Tymczasem z każdą piłką Polki w jakiś tylko sobie znany sposób zaczęły odrabiać straty. Tu obiły piłkę o turecki blok, tam mocniej przyłożyły zagrywką. Agnieszka Korneluk znajdywała miejsce na wrzucenie rywalkom piłki w boisko, Zuzanna Górecka była przekleństwem blokujących, a Magdalena Stysiak starała się nie dawać im żyć na prawym skrzydle. Znów był taniec na challenge'u tym razem w kwadracie.

To wszystko jednak nie wystarczyło. Tak bywa, że pomimo świetnych spotkań czasem trzeba przełknąć gorycz, gdy patrzy się na końcowy wynik. Ale czy przegrany po wielkiej walce tie-break z Turcją i tak nie wygląda, jak coś, czego jeszcze niedawno nie można byłoby sobie w ogóle wyobrazić, patrząc na kadrę Stefano Lavariniego?

Różnica pomiędzy wygranym a przegranym tie-breakiem będzie dla Polek kosztowna. Ale granica dzieląca od czołówki jakby zaczęła się zacierać

- To nie będzie żaden dramat ani wielki sukces dla żadnego z zespołów, to powinno być normalne - mówił o ewentualnej wygranej przed meczem trener Turczynek, Giovanni Guidetti. I z jednej strony można się z nim zgodzić, bo to wciąż "tylko" pierwsza faza grupowa MŚ. Z drugiej, trudno tym meczem się nie ekscytować. 

Był już kiedyś mecz wielkiego turnieju Polek, który kończył się piątym setem po horrorze. Polki grały wówczas z Włoszkami, kończąc fazę grupową mistrzostw Europy, na których zajęły ostatecznie czwarte miejsce. Różnica pomiędzy tamtym meczem a tym z Turcją w Gdańsku, jest taka, że wtedy wygrały. Ale takie spotkania bez względu na wynik potrafią zbudować, napędzić.

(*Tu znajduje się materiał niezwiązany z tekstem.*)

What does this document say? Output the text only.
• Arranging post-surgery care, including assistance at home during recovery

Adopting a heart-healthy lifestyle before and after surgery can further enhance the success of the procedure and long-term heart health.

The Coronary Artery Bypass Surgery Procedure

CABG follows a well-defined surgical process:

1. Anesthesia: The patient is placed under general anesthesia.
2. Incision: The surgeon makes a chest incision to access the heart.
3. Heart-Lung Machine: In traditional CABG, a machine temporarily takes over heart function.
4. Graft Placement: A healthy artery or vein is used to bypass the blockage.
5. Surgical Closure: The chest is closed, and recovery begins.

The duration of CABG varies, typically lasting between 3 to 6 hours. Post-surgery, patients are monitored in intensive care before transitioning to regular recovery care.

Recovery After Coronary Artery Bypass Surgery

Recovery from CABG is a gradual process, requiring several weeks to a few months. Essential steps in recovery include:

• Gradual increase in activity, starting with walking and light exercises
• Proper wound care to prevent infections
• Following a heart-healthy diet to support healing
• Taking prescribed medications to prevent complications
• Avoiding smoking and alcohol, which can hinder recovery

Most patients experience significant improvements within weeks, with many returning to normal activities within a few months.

Różnica pomiędzy wygranym a przegranym tie-breakiem będzie też dla Polski kosztowna pod kątem kolejnej fazy rozgrywek MŚ. Awansowały do niej z czwartego, a nie z pierwszego miejsca, jak byłoby w przypadku zwycięstwa. To utrudni im dalszą rywalizację w turnieju. Ale trzeba powiedzieć sobie jedno: takimi występami jak przeciwko zawodniczkom Giovanniego Guidettiego Polki cały czas pokazują, że granica dzieląca je od marzeń o walce z czołówką wcale nie jest nie wiadomo, jak duża. Choć nadal istnieje i Polki wciąż walczą, żeby ją zamazać. I może takimi przykładami choćby w niewielkim stopniu zaczyna się zacierać.